BRASILIA, (Reuters) – Brazilian police used pepper spray to stop hundreds of protesting Indians from storming Congress yesterday, clamping down on the second day of indigenous rights marches.
Tribes across Brazil blocked highways and occupied government offices to oppose what they see as a steady undermining of their rights to ancestral lands by farmers supported by politicians in disputes that have occasionally turned violent.
“We have lost lots of land and they want to take away what we have left,” said Mayalo Txucarramae, a young Kayapo leader from the Xingo reservation in Mato Grosso state, one of about 1,000 indigenous demonstrators camped out in front of Congress.

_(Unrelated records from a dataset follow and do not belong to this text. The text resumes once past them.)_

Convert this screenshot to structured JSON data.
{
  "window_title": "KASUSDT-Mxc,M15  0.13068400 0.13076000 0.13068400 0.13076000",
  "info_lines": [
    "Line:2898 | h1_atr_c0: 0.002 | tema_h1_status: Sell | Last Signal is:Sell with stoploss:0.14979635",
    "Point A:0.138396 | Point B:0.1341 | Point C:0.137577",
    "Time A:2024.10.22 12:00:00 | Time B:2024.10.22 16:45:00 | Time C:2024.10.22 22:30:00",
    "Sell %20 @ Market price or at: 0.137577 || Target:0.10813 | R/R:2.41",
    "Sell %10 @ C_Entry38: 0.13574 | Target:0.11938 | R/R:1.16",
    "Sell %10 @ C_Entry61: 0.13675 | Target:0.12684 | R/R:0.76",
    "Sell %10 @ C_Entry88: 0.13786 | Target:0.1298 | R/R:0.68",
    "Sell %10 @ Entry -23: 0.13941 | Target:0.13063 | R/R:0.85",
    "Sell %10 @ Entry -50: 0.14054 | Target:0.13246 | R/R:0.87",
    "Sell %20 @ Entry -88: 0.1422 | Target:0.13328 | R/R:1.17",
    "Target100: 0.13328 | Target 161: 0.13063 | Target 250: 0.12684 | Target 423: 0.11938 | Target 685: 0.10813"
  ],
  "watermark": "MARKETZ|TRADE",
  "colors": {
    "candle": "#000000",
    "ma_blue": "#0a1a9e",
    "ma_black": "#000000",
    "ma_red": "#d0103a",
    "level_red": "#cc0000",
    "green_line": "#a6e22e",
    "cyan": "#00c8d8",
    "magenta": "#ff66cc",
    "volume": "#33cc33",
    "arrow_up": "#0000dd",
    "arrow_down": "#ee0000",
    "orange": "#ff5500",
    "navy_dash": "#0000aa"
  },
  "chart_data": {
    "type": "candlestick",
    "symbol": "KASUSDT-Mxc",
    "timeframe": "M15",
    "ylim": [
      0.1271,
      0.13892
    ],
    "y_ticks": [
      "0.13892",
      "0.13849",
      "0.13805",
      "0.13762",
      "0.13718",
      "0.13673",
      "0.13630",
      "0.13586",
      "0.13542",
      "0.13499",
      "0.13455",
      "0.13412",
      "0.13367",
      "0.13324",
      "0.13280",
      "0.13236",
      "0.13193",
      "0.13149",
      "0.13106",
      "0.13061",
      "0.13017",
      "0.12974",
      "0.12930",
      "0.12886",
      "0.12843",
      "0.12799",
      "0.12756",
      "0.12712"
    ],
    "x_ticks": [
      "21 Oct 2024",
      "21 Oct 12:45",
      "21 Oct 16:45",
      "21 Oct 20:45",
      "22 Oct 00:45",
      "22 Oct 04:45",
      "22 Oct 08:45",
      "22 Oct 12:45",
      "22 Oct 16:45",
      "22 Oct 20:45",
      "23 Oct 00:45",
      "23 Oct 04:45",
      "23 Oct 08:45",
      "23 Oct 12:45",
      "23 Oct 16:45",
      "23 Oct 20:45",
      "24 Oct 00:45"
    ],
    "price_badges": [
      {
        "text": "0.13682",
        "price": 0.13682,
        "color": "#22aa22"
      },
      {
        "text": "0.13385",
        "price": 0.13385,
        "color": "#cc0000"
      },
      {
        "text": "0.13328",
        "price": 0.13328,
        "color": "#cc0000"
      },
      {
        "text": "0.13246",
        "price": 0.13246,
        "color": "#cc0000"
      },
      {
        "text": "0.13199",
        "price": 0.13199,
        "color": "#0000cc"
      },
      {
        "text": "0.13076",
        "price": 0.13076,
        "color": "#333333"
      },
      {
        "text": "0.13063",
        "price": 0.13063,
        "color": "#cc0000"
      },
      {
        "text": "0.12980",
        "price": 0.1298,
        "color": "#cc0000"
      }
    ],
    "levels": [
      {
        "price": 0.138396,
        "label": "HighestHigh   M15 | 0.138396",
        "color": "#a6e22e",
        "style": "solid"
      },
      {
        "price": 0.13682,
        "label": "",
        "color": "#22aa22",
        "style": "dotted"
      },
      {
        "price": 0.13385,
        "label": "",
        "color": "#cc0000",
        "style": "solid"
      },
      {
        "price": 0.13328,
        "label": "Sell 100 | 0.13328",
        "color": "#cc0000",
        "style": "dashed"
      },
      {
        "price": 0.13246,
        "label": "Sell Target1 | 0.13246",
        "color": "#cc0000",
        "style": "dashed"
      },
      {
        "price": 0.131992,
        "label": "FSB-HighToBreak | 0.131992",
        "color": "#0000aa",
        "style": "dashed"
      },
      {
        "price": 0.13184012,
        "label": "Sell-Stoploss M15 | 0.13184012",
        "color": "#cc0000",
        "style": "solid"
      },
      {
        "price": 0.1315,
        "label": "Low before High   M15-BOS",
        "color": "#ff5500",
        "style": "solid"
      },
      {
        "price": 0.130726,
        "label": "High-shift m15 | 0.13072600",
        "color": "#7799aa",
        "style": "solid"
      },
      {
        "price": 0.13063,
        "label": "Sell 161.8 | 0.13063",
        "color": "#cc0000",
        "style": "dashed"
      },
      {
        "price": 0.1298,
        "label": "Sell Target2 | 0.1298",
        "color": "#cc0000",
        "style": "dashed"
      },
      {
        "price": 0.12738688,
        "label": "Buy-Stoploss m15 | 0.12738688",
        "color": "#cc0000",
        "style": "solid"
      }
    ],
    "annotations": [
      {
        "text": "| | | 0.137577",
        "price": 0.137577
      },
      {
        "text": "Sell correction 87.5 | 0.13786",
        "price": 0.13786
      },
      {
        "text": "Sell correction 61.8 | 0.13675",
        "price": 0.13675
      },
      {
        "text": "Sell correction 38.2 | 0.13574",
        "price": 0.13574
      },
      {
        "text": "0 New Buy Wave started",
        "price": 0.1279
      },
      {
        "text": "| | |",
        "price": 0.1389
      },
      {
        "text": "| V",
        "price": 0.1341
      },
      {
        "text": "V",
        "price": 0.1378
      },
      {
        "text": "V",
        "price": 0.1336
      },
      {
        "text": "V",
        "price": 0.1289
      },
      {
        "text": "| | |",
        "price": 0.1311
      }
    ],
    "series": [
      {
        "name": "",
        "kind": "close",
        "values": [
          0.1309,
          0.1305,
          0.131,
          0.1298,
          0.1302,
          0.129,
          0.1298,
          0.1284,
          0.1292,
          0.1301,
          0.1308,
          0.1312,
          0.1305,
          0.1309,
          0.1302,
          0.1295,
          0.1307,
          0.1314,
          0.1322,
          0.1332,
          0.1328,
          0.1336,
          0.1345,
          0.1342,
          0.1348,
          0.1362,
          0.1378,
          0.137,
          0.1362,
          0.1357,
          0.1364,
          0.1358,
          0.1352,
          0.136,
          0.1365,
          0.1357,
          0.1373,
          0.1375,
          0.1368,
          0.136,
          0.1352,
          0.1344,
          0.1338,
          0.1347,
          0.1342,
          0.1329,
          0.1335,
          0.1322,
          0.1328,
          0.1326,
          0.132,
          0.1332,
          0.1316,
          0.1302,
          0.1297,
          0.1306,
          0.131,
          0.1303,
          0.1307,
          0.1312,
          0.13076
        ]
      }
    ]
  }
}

Indians wearing headdresses and body paint and carrying spears, bows and arrows expressed their anger in war dances outside ministry buildings in Brazil’s capital and then tried to invade Congress, before being stopped by police.
During a similar protest in April, members of some 70 tribes barged into the lower house of Congress, delaying a debate on indigenous policy. Brazilian police, who have faced bouts of social unrest since the country experienced massive protests in June against corruption and poor government services, were less permissive this time.
But the deputy speaker of the lower chamber of Congress, Andre Vargas, agreed to meet with a delegation of Indians, including the Kayapo leader, and vowed to try to stop a constitutional amendment from reaching the floor that would weaken native land rights.